Geçtiğimiz günlerde tvDEN haber ekibiyle birlikte canlı yayında, Efeler'deki kanalizasyon atıklarının kurutma kanallarına aktığına dair önemli bilgiler ve kanıtlar paylaşan Aydın Eski Belediye Başkanı Hüseyin Aksu, Aydın Ovasının vahim bir hale geldiğini anlatmıştı. Aksu'ya ise ASKİ Genel Müdür Vekili Hakan Olgaç yanıt vermişti. Aksu, yaşanan süreci ve Aydın Ovası'nın son halini Baş Başa'da değerlendirdi.
"BÜTÜN KURUTMA KANALLARINI FOSSEPTİKLE DOLDURMUŞLAR"

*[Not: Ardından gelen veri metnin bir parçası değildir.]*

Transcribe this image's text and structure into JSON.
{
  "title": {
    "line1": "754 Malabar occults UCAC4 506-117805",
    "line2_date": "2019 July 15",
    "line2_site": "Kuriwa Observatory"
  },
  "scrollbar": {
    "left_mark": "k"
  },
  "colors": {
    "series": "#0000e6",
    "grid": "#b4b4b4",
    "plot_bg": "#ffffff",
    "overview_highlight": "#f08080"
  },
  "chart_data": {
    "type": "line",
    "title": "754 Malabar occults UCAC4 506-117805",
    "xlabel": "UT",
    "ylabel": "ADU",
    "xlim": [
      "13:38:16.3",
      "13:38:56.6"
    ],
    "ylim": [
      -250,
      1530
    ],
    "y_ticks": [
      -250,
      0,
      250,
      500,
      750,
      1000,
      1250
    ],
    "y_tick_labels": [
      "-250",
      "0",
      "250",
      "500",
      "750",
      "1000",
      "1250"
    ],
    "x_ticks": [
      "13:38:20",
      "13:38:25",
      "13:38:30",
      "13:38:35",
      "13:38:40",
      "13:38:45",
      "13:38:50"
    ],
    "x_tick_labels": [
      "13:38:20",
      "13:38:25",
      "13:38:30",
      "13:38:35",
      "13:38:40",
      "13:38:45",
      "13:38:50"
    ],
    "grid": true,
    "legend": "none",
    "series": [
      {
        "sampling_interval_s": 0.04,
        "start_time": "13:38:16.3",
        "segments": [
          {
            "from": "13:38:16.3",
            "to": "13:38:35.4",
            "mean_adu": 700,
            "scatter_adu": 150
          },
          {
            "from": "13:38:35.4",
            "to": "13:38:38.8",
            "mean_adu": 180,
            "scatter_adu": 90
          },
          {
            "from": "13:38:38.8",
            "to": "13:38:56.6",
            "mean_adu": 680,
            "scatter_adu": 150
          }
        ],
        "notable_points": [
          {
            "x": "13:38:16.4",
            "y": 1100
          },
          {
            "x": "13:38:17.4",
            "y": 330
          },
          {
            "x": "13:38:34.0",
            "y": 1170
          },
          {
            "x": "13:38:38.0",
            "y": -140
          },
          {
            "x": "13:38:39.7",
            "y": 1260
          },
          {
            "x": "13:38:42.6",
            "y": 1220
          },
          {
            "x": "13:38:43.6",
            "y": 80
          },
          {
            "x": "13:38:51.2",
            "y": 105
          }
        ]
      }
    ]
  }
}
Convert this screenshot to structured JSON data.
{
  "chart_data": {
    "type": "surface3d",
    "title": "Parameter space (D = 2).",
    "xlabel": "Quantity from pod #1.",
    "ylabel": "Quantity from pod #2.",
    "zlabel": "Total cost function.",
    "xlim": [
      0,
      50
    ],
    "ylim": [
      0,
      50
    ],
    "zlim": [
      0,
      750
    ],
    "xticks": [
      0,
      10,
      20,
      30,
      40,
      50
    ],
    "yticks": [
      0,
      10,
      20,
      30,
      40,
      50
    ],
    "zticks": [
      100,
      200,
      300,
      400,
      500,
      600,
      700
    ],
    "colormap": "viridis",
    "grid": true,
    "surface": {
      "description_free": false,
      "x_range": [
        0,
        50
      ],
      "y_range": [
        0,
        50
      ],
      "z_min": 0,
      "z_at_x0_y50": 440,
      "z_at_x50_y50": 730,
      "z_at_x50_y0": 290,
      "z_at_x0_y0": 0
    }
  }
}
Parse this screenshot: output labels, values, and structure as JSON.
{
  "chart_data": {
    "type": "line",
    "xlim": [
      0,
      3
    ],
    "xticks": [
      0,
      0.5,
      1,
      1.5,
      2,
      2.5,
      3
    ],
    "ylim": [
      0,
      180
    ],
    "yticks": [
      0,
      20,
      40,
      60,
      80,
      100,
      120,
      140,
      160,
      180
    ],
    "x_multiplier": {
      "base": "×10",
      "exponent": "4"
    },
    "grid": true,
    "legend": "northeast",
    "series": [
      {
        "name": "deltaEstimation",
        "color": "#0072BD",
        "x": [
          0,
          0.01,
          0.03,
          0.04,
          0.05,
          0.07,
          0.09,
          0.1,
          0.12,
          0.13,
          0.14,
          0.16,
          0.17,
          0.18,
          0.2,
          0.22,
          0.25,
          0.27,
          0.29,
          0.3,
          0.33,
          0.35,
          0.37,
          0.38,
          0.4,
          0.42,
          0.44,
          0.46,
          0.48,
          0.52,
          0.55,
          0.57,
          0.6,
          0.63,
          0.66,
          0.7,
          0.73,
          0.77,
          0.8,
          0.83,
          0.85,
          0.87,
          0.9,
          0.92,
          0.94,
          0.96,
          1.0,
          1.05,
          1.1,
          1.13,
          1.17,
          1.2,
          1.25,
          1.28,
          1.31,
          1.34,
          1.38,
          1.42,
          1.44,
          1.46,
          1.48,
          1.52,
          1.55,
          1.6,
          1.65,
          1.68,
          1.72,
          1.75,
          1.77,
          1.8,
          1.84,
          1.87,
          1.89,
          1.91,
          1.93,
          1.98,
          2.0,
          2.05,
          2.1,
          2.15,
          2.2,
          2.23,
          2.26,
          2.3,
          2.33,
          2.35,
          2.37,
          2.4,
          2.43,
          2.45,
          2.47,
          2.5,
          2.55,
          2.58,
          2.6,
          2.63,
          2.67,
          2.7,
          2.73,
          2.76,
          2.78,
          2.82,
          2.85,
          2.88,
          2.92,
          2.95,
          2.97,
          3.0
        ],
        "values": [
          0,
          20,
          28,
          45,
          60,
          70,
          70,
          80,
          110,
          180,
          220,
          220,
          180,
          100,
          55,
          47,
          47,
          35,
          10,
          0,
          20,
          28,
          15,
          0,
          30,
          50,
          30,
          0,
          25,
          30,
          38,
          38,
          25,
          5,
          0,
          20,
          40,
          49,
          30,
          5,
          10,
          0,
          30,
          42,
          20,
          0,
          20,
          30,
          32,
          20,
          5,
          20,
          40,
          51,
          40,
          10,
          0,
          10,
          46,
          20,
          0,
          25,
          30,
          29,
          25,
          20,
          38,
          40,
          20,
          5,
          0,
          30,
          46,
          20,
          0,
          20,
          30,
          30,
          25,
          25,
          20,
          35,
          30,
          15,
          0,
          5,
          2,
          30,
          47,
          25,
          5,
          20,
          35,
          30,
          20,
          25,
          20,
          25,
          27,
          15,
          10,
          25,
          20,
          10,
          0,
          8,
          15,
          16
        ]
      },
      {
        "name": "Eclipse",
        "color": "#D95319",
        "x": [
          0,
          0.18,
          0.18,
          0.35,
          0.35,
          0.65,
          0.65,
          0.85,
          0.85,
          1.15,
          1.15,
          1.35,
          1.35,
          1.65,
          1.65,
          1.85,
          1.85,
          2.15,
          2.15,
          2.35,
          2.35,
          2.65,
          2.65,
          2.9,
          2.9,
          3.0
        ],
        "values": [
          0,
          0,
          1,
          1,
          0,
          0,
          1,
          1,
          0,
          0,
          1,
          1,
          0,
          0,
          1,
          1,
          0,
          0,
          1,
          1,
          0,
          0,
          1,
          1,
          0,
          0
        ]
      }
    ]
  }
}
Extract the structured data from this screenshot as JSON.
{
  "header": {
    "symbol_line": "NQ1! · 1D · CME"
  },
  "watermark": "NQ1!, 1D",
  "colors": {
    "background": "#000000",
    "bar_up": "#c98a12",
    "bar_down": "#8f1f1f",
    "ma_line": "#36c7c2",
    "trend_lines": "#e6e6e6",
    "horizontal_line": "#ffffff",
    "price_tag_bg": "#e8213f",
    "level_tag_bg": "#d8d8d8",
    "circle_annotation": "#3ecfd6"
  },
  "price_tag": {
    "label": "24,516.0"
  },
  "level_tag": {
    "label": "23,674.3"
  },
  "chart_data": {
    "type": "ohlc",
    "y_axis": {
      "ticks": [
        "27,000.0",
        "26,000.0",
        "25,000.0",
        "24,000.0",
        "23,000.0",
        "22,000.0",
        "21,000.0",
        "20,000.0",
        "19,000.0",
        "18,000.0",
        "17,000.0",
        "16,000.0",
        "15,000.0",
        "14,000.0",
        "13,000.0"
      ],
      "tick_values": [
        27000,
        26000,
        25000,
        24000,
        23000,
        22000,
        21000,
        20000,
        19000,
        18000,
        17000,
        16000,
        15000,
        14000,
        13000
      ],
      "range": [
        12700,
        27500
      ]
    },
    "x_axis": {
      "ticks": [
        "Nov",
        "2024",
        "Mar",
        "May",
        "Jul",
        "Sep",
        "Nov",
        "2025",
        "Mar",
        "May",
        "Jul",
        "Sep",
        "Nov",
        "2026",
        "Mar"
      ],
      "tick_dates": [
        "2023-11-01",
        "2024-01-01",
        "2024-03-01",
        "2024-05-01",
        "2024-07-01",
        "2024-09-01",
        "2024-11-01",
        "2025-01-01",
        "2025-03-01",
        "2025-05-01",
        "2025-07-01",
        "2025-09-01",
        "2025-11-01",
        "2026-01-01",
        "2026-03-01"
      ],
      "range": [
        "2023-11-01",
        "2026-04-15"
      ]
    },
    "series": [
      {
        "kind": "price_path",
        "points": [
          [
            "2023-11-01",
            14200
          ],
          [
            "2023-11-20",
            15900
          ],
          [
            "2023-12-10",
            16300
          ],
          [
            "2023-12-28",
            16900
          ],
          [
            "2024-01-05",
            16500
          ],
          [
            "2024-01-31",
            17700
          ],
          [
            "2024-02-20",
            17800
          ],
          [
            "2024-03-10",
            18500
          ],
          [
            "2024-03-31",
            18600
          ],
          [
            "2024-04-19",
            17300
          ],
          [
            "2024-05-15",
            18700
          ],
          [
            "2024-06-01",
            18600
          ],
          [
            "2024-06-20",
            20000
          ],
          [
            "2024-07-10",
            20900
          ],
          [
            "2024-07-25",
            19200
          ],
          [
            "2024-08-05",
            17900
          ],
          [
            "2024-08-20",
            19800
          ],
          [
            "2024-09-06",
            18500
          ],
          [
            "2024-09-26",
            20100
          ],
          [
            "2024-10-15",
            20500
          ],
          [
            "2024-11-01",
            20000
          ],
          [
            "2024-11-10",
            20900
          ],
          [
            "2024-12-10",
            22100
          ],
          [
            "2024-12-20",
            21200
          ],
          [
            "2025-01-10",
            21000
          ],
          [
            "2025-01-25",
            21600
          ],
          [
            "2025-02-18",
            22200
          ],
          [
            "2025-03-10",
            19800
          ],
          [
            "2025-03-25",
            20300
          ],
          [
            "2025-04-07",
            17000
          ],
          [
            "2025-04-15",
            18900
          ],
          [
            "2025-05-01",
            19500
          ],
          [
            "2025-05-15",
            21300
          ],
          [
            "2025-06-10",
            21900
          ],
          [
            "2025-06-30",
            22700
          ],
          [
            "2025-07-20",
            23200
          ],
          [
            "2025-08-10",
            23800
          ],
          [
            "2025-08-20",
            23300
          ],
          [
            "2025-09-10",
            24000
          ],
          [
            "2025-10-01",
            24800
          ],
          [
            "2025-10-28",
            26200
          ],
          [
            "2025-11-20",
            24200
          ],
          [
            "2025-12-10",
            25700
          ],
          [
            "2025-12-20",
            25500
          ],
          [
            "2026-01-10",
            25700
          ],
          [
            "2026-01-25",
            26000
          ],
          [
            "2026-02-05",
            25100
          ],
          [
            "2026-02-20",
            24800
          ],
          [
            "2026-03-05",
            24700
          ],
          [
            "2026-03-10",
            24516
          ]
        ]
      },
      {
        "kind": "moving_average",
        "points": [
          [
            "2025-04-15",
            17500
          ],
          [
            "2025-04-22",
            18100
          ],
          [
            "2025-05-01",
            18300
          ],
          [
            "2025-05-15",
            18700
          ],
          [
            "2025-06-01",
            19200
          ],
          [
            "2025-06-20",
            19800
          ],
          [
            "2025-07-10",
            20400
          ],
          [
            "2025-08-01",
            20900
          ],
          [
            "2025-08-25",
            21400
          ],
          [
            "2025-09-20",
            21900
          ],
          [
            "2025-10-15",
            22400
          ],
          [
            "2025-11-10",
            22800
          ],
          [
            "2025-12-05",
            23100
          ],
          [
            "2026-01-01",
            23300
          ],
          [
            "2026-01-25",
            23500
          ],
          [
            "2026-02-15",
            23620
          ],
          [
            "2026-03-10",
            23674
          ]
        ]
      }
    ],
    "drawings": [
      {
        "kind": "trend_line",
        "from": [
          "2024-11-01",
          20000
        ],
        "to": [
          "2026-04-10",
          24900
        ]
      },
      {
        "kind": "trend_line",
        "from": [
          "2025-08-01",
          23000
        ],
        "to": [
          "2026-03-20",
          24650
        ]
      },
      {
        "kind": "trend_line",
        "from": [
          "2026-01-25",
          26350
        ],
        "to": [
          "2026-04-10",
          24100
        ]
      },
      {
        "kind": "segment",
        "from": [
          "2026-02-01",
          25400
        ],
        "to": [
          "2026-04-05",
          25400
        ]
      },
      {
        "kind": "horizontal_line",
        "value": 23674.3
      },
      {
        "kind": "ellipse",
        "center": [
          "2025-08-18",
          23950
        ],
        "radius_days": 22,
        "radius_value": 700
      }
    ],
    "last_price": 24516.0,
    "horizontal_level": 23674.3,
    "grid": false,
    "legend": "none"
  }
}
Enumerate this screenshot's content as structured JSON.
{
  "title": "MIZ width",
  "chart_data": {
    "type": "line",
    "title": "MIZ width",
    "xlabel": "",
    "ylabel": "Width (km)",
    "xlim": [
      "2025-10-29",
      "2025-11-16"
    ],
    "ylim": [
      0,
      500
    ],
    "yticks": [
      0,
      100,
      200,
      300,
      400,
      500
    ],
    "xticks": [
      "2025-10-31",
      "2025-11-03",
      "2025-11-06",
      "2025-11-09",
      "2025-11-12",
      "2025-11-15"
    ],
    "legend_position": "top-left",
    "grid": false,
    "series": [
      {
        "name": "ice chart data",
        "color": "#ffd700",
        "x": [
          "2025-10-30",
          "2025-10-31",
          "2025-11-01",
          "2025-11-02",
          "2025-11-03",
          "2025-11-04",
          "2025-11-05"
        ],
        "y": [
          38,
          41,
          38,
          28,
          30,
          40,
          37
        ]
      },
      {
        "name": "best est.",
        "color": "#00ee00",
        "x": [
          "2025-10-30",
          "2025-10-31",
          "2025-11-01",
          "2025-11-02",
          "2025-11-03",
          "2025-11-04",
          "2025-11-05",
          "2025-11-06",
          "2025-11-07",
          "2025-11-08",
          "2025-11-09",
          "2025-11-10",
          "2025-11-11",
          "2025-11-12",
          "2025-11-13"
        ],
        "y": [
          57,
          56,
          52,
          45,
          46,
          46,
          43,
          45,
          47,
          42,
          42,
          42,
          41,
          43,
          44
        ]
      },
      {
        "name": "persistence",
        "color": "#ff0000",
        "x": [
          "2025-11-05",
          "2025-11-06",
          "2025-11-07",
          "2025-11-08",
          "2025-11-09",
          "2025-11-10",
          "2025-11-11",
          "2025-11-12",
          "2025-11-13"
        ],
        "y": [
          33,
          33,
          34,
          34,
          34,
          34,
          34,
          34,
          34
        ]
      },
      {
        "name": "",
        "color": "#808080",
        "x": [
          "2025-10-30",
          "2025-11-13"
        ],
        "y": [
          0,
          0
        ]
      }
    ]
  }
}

Bütün kurutma kanallarının fosseptikle doldurulduğunu söyleyen Aksu, “Aslında ses ve soluk var. Sizin haberlerinize ve benim paylaştığım bu iş birliği önerilerine. Aynı zamanda Aydın Ovası’nın içine düştüğü bu vahim durumu önlemek için ortaya koyduğumuz projelere karşı bir cevap var. Sayın Çerçioğlu tarafından ve ASKİ'den gelmiyor belki ama onların görevlendirdiği meşhur troller saldırı halindeler. Biz Mimar Sinan Mahallesi'ni kurduk, o zaman oradaki nüfus çok azdı. Kadıköy yoluna kadar götürdük kanalizasyon kollektörünü, oraya bir terfi merkezi kurduk ve arıtma tesisine pompayla bastık. Bir gram suyu ovaya vermedik. Sizin zamanınızda niye yapmadınız sorusunun cevabını vermek zorundayım. Troller vasıtasıyla böyle bir algı yaratılıyor. Pompayla arıtma tesisine kanalizasyon sularının basılmasının nedeni, şehrin batısının deniz seviyesinden düşük olmasıdır. Bizim arıtma tesisimizde Denizli tarafında ve daha yüksek. Dolayısıyla kanalizasyon oraya kendiliğinden akmadığı için bir pompayla basıyorduk. Siz bu pompayı söküp atmışsınız,kanalizasyonu olduğu gibi Devlet Su İşleri'nin (DSİ) kurutma kanallarına vermişsiniz, o kanallara o pis su girdikten sonra DSİ bakımda yapamıyor. O pis suyun etkisiyle kargılar,almış yürümüş. Gözümüzle gördük, isteyen herkesi resmi kurumlar ve hukuki merciler dahil isteyen herkesi o bölgeye götürürüm. Bütün kurutma kanalları adeta birer fosseptiğine dönüşmüş vaziyette. Ovanın içindeki bütün kurutma sistemini fosseptikle doldurmuşlar" dedi.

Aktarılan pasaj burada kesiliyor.